As dawn breaks, the household awakens. The next room is devoted to washing and dressing, rituals connected to spiritual purity as much as physical cleanliness. One display case resembles a wardrobe with cutouts through which we can peek. There is a pink corset, a spotless white linen collar ruff, an ornate toothpick that doubles as jewellery (the toothbrush was a 19th-century invention), and a lice comb. Behind a half-open closet door sits a phallic, boxwood vaginal syringe.

These intimate objects reveal a life more collective, communal and precarious than ours

These intimate objects reveal a life more collective, communal and precarious than ours. A Bible carries written notes of births and many deaths, including young infants. A drinking tazza – a shallow wine cup – was used to toast an unborn child. Countless scrubbing brushes kept everything clean and in order. A bier made for a bakers’ guild in 1666 carried members to their final resting place.

There are many doors and windows in this show, but the most impressive are those flung open to reveal the insides of a dolls’ house. While cabinets of curiosities were being assembled across Europe, Petronella Oortman, wife of silk merchant Johannes Brandt, created her own cabinet of domesticity. This is no child’s toy. Standing almost ten feet tall in tortoiseshell-veneered oak, it recreates a wealthy Dutch home in meticulous detail. Some 800 miniature items were added between 1686 and 1710. More than an expensive pastime, it was a world Oortman curated, and oversaw, reflecting the home’s profound significance in Dutch society.

Domestic life wasn’t private as we understand it today. All kinds of traders and visitors came and went. The space dedicated to work in the exhibition illustrates this clearly – spindles (from which the word ‘spinster’ derives), tally sticks for bread-making, writing desks. But the home was newly venerated, and the woman of the household managed it all. A long silver girdle that would support a collection of keys and other hanging objects demonstrates her authority.
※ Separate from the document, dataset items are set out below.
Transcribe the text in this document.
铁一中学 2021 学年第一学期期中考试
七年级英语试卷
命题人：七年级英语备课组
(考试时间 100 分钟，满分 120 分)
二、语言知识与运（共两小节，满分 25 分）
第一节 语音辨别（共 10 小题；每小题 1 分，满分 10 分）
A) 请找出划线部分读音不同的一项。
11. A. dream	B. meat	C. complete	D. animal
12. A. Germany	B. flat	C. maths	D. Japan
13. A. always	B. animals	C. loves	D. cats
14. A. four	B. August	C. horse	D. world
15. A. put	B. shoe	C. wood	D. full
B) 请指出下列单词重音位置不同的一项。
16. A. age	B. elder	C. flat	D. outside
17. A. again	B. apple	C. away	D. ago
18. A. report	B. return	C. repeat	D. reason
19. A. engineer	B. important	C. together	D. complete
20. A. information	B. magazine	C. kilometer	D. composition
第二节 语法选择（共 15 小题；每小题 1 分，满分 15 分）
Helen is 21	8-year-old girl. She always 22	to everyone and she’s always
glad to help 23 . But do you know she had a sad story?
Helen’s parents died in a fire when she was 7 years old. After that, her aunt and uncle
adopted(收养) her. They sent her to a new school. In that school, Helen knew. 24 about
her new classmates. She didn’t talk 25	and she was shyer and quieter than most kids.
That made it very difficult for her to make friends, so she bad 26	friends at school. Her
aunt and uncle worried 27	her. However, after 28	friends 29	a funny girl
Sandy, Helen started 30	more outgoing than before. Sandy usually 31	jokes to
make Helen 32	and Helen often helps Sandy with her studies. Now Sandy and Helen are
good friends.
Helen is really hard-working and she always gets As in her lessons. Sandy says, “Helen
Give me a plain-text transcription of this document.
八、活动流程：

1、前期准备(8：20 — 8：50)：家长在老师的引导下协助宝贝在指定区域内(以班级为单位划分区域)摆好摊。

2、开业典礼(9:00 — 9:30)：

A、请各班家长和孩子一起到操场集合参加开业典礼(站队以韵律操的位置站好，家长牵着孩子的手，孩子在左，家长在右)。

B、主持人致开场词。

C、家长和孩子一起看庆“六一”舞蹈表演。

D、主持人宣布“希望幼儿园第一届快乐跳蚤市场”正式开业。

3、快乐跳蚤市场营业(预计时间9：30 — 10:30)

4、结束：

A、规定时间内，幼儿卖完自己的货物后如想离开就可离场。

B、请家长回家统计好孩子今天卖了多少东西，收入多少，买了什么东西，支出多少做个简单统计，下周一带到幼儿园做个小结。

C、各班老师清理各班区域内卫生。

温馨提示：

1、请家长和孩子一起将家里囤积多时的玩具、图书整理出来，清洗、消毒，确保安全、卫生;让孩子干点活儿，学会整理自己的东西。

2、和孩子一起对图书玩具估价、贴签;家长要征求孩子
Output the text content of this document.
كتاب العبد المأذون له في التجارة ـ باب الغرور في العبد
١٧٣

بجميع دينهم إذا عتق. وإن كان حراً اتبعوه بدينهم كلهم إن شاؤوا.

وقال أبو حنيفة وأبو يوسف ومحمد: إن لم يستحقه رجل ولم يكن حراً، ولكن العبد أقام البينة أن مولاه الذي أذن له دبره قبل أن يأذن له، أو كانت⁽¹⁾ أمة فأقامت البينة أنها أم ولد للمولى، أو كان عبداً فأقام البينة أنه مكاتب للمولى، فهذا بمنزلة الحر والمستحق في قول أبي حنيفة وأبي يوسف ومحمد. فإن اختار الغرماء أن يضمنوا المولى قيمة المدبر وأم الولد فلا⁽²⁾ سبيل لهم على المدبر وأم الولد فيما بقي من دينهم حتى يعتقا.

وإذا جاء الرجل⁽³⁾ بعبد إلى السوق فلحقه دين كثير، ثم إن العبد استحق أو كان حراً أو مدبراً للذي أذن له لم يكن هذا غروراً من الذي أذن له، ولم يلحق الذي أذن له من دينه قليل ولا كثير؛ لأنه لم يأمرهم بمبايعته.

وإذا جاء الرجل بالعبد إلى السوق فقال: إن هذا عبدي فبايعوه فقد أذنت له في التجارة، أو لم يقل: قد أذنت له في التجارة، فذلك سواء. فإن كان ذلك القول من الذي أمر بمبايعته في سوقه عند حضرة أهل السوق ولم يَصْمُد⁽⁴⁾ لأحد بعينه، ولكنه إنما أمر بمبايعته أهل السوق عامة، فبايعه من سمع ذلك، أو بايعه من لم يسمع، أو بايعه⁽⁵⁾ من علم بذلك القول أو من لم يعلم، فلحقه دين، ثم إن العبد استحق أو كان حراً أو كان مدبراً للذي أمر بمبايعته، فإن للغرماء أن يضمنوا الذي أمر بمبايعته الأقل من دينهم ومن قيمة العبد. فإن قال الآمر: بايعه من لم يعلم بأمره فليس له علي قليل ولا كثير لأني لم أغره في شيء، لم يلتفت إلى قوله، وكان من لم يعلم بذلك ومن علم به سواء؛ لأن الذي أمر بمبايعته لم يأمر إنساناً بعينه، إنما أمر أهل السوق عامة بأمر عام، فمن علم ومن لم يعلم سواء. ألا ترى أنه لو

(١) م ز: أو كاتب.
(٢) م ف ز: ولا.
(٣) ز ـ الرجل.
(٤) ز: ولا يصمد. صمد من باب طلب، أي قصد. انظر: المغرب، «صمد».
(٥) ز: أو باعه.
Detail of Petronella Oortman’s doll’s house, c.1686-1710 RIJKSMUSEUM

A portrait of Josina Copes-Schade van Westrum, wife of a senior government official, appears with five of her children. It illustrates how the family was the cornerstone of society, mirroring a greater cosmic order. She points her offspring to the steep path to the Temple of Honour and Virtue, turning away from Bacchus, Venus and Cupid – worldly temptations to be resisted.

Most revealing are the contents of a rare cesspit belonging to a single family

Most revealing are the contents of a rare cesspit belonging to a single family: the Soncks, prominent civic leaders from Hoorn. We see the remains of what they ate: oysters and poultry, hazelnuts and cherries. Here, the exhibition’s interdisciplinary approach comes to life. Archaeology brings us face to face with the physical evidence of appetites, waste and consumption, which the portraits and paintings elide.

One false note is struck in the display of a skeleton of a pet tortoise, where 21st-century sensibility intrudes. The label informs us that due to ‘lack of knowledge’ the care of exotic animals was not ‘animal friendly’. This kind of presentist moralising undermines the exhibition’s otherwise thoughtful, object-focused approach. A more effective strategy would have been to simply present the evidence and trust visitors to draw their own conclusions.

In the current rush by museums to pursue relevance by showcasing ordinary lives rather than great men of history, many exhibitions fall flat, offering up the mundane without meaning. Not here. What the curators have done is show how the quotidian can be a portal into the past.